Today is a big day, since we have released our 4.0 version of the Subscription and shareholders agreement (preferred shares). It all started with this document when we launched Capital Waters in 2014. Our goal was to create a simple set of investment documents for early stage equity deals that people could use as a standard to save time and money. We are grateful that many people took advantage of this resource and Capital Waters became an online hotspot for early stage investments in the Netherlands.
I will highlight the most important changes in the 4.0 version:
- We re-wrote the warranties paragraph in such a way that no longer the founders provide warranties to the investors, but the company does (apart from the founders’ warranty regarding IP rights being vested in the company). In the event of a breach of warranty, investors will be compensated by getting a larger stake in the company instead of a claim for compensation on the existing shareholders.
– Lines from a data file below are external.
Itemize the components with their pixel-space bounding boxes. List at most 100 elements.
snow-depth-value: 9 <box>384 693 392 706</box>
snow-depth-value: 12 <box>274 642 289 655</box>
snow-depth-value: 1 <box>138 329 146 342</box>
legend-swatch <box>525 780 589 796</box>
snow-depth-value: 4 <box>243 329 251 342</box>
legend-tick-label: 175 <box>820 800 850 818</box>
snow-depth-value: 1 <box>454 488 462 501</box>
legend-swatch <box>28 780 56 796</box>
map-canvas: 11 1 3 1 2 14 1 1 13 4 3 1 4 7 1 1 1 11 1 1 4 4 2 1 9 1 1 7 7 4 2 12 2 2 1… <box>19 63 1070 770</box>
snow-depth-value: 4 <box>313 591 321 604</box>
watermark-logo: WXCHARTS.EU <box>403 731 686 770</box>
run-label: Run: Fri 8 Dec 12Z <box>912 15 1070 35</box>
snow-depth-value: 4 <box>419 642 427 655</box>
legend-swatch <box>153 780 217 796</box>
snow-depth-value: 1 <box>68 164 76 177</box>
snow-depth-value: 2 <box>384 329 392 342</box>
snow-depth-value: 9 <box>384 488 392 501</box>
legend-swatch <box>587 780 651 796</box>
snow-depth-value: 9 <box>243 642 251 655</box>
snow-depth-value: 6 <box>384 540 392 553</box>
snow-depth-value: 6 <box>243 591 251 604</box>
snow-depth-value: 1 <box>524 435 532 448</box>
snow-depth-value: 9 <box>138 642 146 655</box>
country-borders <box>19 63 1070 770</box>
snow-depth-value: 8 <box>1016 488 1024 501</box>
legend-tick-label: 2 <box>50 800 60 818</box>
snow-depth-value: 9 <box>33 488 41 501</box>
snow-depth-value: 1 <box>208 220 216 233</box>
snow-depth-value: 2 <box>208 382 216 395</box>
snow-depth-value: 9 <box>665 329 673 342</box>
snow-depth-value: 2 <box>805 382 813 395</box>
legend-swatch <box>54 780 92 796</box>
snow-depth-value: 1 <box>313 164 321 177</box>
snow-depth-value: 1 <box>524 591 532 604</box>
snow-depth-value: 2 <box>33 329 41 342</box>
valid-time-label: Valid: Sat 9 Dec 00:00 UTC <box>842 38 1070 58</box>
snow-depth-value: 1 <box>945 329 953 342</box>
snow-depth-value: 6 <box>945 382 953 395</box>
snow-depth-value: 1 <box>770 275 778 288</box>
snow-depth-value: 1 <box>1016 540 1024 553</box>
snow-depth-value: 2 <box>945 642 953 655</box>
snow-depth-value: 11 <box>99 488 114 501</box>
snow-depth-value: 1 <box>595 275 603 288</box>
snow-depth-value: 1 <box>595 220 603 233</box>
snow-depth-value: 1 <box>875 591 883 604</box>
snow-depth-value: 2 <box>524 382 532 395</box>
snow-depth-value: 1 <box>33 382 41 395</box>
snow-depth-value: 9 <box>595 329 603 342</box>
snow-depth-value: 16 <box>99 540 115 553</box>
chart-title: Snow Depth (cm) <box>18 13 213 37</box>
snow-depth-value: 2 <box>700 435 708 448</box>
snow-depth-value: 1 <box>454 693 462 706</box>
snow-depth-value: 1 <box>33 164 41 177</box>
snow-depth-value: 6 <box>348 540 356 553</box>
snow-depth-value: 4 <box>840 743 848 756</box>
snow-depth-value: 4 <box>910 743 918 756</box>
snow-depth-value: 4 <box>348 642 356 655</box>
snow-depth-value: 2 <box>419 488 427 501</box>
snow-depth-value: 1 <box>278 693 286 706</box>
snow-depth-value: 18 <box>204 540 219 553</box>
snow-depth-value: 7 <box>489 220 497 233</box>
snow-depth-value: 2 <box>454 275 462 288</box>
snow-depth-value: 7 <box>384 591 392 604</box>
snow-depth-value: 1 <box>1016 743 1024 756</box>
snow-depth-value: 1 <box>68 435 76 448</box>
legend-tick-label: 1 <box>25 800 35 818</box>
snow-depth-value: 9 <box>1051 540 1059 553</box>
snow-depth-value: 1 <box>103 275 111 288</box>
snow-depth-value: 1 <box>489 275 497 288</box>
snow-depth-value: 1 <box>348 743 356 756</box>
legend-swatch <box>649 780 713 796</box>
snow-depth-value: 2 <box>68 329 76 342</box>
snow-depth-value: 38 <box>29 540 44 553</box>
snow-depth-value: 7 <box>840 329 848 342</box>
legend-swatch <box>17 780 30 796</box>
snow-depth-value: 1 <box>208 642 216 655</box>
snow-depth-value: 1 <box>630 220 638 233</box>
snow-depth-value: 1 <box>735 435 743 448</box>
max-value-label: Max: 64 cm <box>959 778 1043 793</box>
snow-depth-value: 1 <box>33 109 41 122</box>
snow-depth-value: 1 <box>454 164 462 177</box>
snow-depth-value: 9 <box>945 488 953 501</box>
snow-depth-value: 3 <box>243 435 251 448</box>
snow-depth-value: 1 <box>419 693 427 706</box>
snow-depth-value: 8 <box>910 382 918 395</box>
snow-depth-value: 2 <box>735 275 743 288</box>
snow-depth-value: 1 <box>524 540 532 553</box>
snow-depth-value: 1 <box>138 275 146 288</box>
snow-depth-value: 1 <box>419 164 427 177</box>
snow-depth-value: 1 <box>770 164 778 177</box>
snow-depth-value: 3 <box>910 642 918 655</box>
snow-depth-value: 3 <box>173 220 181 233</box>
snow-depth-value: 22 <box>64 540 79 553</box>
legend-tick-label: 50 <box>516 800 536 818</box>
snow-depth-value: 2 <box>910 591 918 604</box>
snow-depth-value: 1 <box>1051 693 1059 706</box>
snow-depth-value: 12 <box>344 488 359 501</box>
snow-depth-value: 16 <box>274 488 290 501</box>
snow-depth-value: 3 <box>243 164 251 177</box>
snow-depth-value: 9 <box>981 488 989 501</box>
Although we know that not every investor will appreciates this change, in our opinion in most early stage deals this is the more pragmatic (and market standard) approach.
- The former version already included the option to install a Supervisory Board. We put more weight on the Supervisory Board’s role in the new version. If installed, the Supervisory Board now is the corporate body that executes the approval rights instead of the General Meeting. The investors will have the right to elect the majority of the seats in the Supervisory Board. This accommodates in a better way current practice where investors often use the Supervisory Board to advise and to enforce their consent rights.
- The former version included a matching right for other shareholders in case a drag along right was enforced. We kept it in, although we know that some investors don’t like it. To accommodate their legitimate concern to some extent and at the same time protect the founders’ interests, we have shortened the period to execute this right (unconditionally) to 21 days, which in most cases will prevent a potential buyer walking away from a deal.
- We changed the investor’s anti-dilution right from full ratchet to broad based weighted average, since that seems the most reasonable and currently market standard approach in Dutch VC deals.
- Finally, there are many small changes. We piled them up over the past 18 months and included them in this new version. Some of them are made thanks to users of the Capital Waters documents, who did some great close reading and pointed at inconsistencies or typo’s. Thank you very much and keep them coming. The document will never be finished and will further evolve over time.
Hopefully this new version will find its way to many investors, founders and advisors involved in early stage equity deals, just like the 3.0 version did.